In an aviary situation, African grey parrots should be housed in a single-pair aviary of at least six meters in length. Sufficient space for flight is essential to ensure they get adequate exercise.

An African grey parrot’s aviary should be protected from temperature extremes. They originate from tropical rainforest and are less tolerant of cold weather than many other parrot species.

Natural perches made from non-toxic branches should be provided. They will need to be replaced periodically as African grey parrots like to chew vegetation recreationally.

Diet & Feeding

African grey parrots in the wild eat a mix of fruits, nuts, seeds, and insects. A standard parrot seed mix is nutritionally insufficient for this species, which should instead be offered a high-quality fruit & nut mix as the basis of their diet.

A significant proportion of their diet should be fresh food. Fruits, vegetables, nuts, and leafy greens should be offered daily and represent about half of their daily consumption. Uneaten food should be discarded daily to prevent contamination.

Suitable foods include apple, pear, corn, carrot, peas, mung beans, silverbeet (chard), kale, endive, peppers, almonds, and grapes. Commercial pellets can also be provided, but they should not form a substantial part of the bird’s diet.

A source of extra protein can be valuable during the breeding season. Live food, such as mealworms, will be consumed by some birds. Some breeders offer a small amount of high-quality dried dog food as a protein supplement.


They breed in hollow logs or nest boxes lined with sawdust or pine shavings. A medium-sized nest box that’s a little over a foot deep is ideal, however different birds have different preferences for the size and shape of their box. Some pairs will roost in the nest box throughout the year.

Most parrots prefer a nest opening that’s just large enough to squeeze through, so a separate hatch for cleaning and inspection should be added. Different nesting receptacles should be offered to determine which the pair prefers to use. Disused boxed should be removed when laying has commenced.

They will lay up to three eggs, which are incubated by the hen for 3-4 weeks. After htaching, young birds will take up to three months to fledge the nest, and then a further three months to become independent from their parents. It is unusual for African grey parrots to attempt more than once clutch each year.


African grey parrots are sexually monomorphic and require a DNA test to accurately sex.


Several mutations have been established internationally, most of which involve the grey feather’s being replaced with white or pink.
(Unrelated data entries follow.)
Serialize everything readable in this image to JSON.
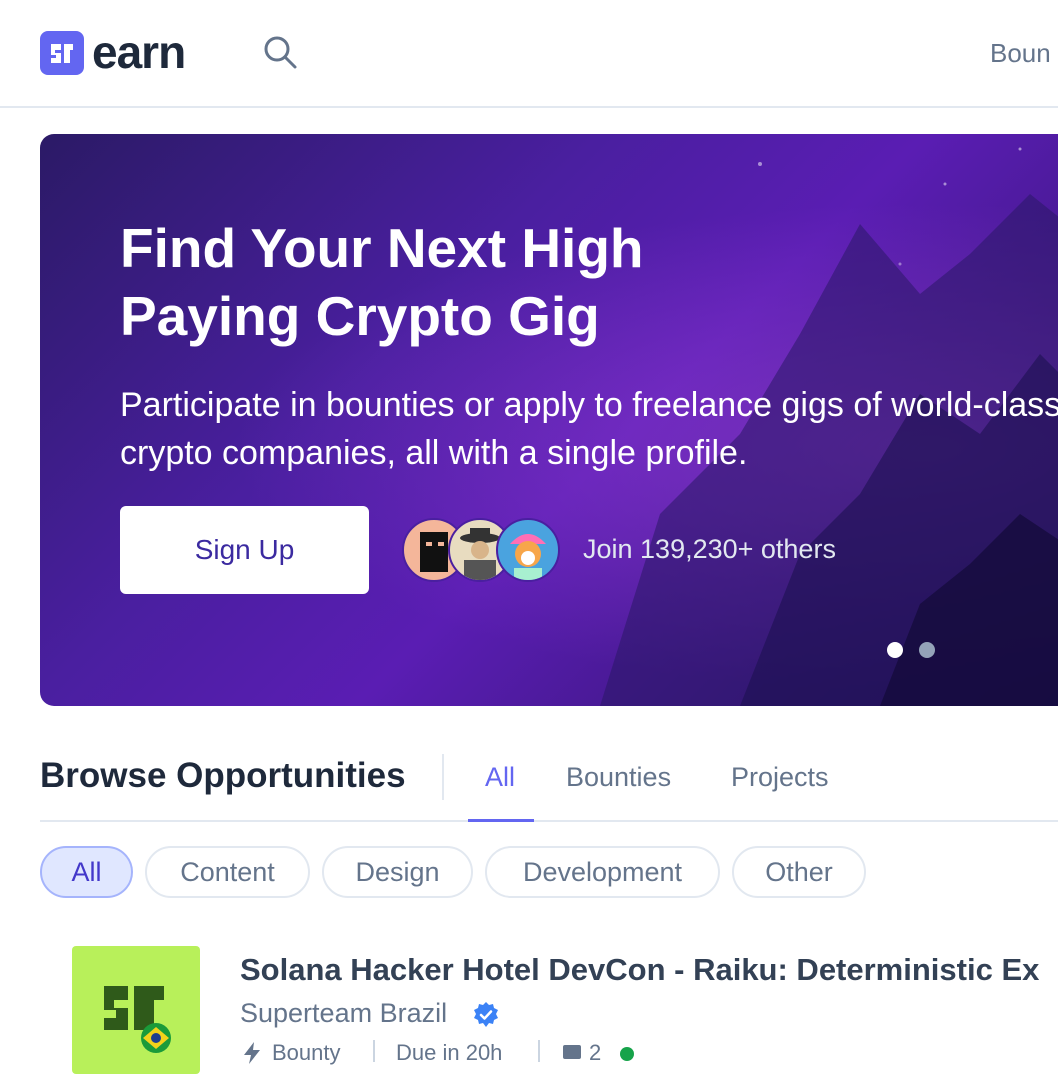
{
  "header": {
    "logo_text": "earn",
    "nav_link": "Boun"
  },
  "hero": {
    "title": "Find Your Next High Paying Crypto Gig",
    "subtitle": "Participate in bounties or apply to freelance gigs of world-class crypto companies, all with a single profile.",
    "signup_label": "Sign Up",
    "join_text": "Join 139,230+ others",
    "carousel_dots": 2,
    "carousel_active_index": 0
  },
  "browse": {
    "title": "Browse Opportunities",
    "tabs": [
      {
        "label": "All",
        "active": true
      },
      {
        "label": "Bounties",
        "active": false
      },
      {
        "label": "Projects",
        "active": false
      }
    ],
    "chips": [
      {
        "label": "All",
        "active": true
      },
      {
        "label": "Content",
        "active": false
      },
      {
        "label": "Design",
        "active": false
      },
      {
        "label": "Development",
        "active": false
      },
      {
        "label": "Other",
        "active": false
      }
    ]
  },
  "listing": {
    "title": "Solana Hacker Hotel DevCon - Raiku: Deterministic Ex",
    "sponsor": "Superteam Brazil",
    "type": "Bounty",
    "due": "Due in 20h",
    "comments": "2"
  },
  "colors": {
    "accent": "#6366f1",
    "hero_bg": "#4a1fa0",
    "listing_logo_bg": "#b8f05a",
    "status_green": "#16a34a"
  }
}
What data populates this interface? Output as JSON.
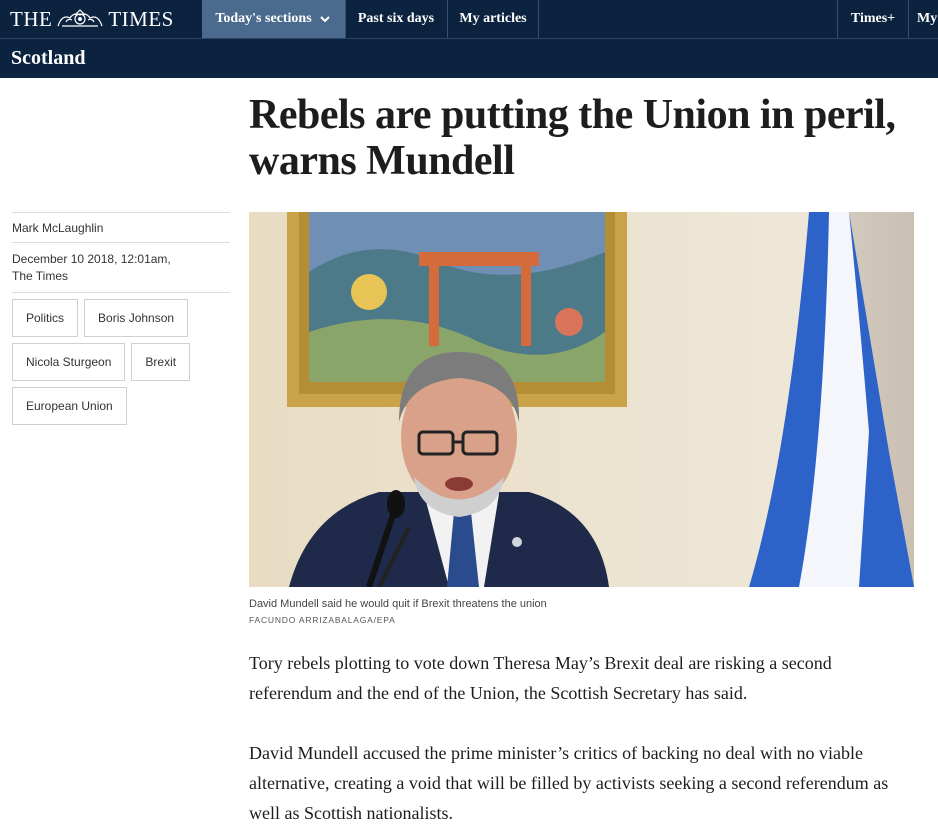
{
  "header": {
    "logo_left": "THE",
    "logo_right": "TIMES",
    "nav": [
      {
        "label": "Today's sections"
      },
      {
        "label": "Past six days"
      },
      {
        "label": "My articles"
      },
      {
        "label": "Times+"
      },
      {
        "label": "My"
      }
    ],
    "section_title": "Scotland"
  },
  "article": {
    "headline": "Rebels are putting the Union in peril, warns Mundell",
    "author": "Mark McLaughlin",
    "date": "December 10 2018, 12:01am,",
    "publication": "The Times",
    "tags": [
      "Politics",
      "Boris Johnson",
      "Nicola Sturgeon",
      "Brexit",
      "European Union"
    ],
    "image_caption": "David Mundell said he would quit if Brexit threatens the union",
    "image_credit": "FACUNDO ARRIZABALAGA/EPA",
    "paragraphs": [
      "Tory rebels plotting to vote down Theresa May’s Brexit deal are risking a second referendum and the end of the Union, the Scottish Secretary has said.",
      "David Mundell accused the prime minister’s critics of backing no deal with no viable alternative, creating a void that will be filled by activists seeking a second referendum as well as Scottish nationalists."
    ]
  },
  "colors": {
    "nav_bg": "#0c2340",
    "nav_active": "#4a6b8e",
    "text": "#1d1d1b"
  }
}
Selective breeding has also produced birds with vastly more red colouring than normal, with red feather extending above the tail and onto the abdominal area.

No mutations are known to have been established in Australia.


A strict worming regime and regular preventative treatment for bacterial and fungal infections is critical to ensure the long-term health of any bird. Regular checkups from an avian veterinarian are important for long-lived companion birds.

With proper care, an African grey parrot can live for 40-60 years.